For a while I sat back and listened.  I wanted to give them a chance to share what they had to say with each other and to answer each other’s questions to the best of their abilities.  But as the conversation came to a close, I did step in and participate.  I congratulated the group on their ability to listen to each other and have this conversation.  I pointed out the ways in which they had shared their thoughts clearly, asked each other questions, and responded.  I noted that these are the things that make our classroom community strong and special.  I said that in our classroom, and in our school, we all do our best to be good community members, to take care of each other, to be kind to each other, and to look out for each other.  These are the things that make us as safe as we can be.  And these are things that they as kindergarteners and first graders are constantly learning to do better and better.  We all are.

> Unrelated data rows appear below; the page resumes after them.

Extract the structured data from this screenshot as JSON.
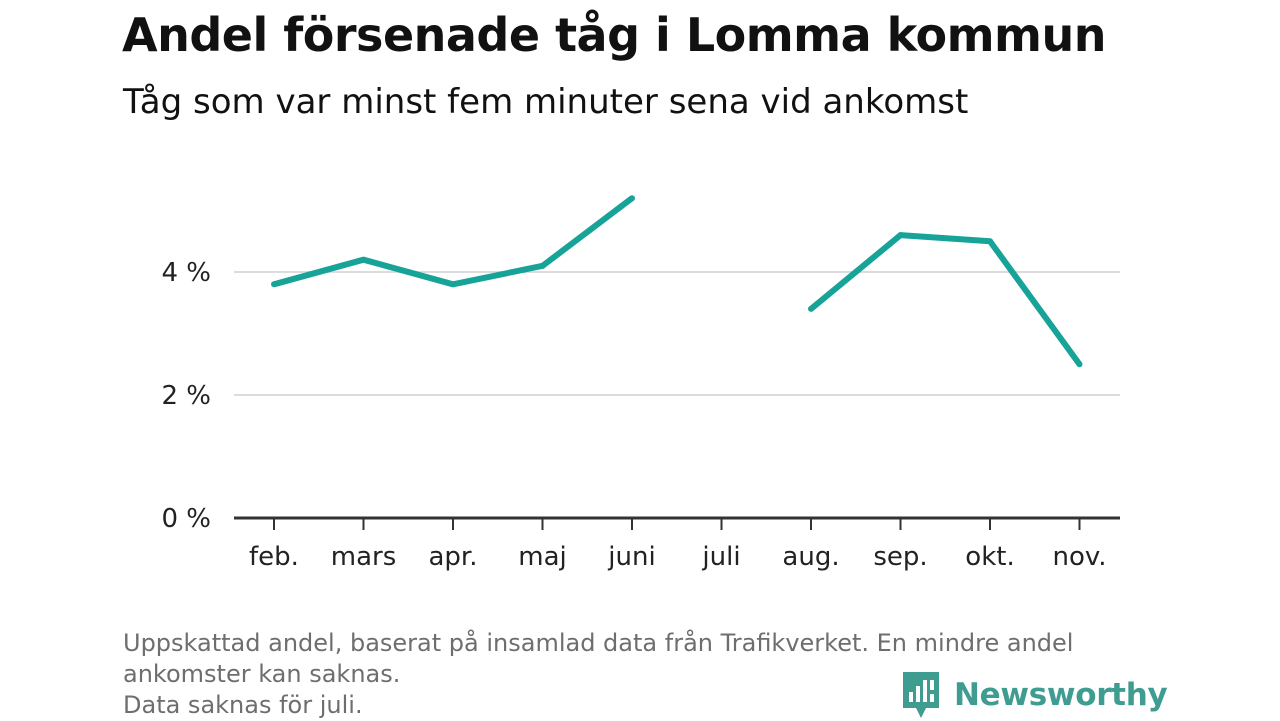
{
  "header": {
    "title": "Andel försenade tåg i Lomma kommun",
    "subtitle": "Tåg som var minst fem minuter sena vid ankomst"
  },
  "footnote": {
    "line1": "Uppskattad andel, baserat på insamlad data från Trafikverket. En mindre andel",
    "line2": "ankomster kan saknas.",
    "line3": "Data saknas för juli."
  },
  "brand": {
    "name": "Newsworthy",
    "color": "#3f9c91",
    "icon": "newsworthy-bar-chart-icon"
  },
  "chart_data": {
    "type": "line",
    "title": "Andel försenade tåg i Lomma kommun",
    "subtitle": "Tåg som var minst fem minuter sena vid ankomst",
    "xlabel": "",
    "ylabel": "",
    "categories": [
      "feb.",
      "mars",
      "apr.",
      "maj",
      "juni",
      "juli",
      "aug.",
      "sep.",
      "okt.",
      "nov."
    ],
    "series": [
      {
        "values": [
          3.8,
          4.2,
          3.8,
          4.1,
          5.2,
          null,
          3.4,
          4.6,
          4.5,
          2.5
        ],
        "color": "#17a398"
      }
    ],
    "yticks": [
      {
        "value": 0,
        "label": "0 %"
      },
      {
        "value": 2,
        "label": "2 %"
      },
      {
        "value": 4,
        "label": "4 %"
      }
    ],
    "ylim": [
      0,
      5.3
    ],
    "grid": true,
    "legend": "none"
  }
}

Several hours later at recess, a boy ran up to me and said,  “I’m really excited for Christmas.  I bet those kids were really excited for Christmas but now they don’t get to celebrate it because they died.”

This time I said, “I bet you’re right.  And I can tell you’re really thinking about the kids who died.  That’s very caring of you.”  His comment was definitely the most emotional of the day; he was putting himself in their shoes, a task not easy for a 5 year old.

Sandy Hook is clearly on my kids’ minds, and I’m sure it’s not going anywhere.  As it comes up again in the future, I’ll continue to remind them of the strength of their community and of the power that each of them has to make our classroom a safe and loving place.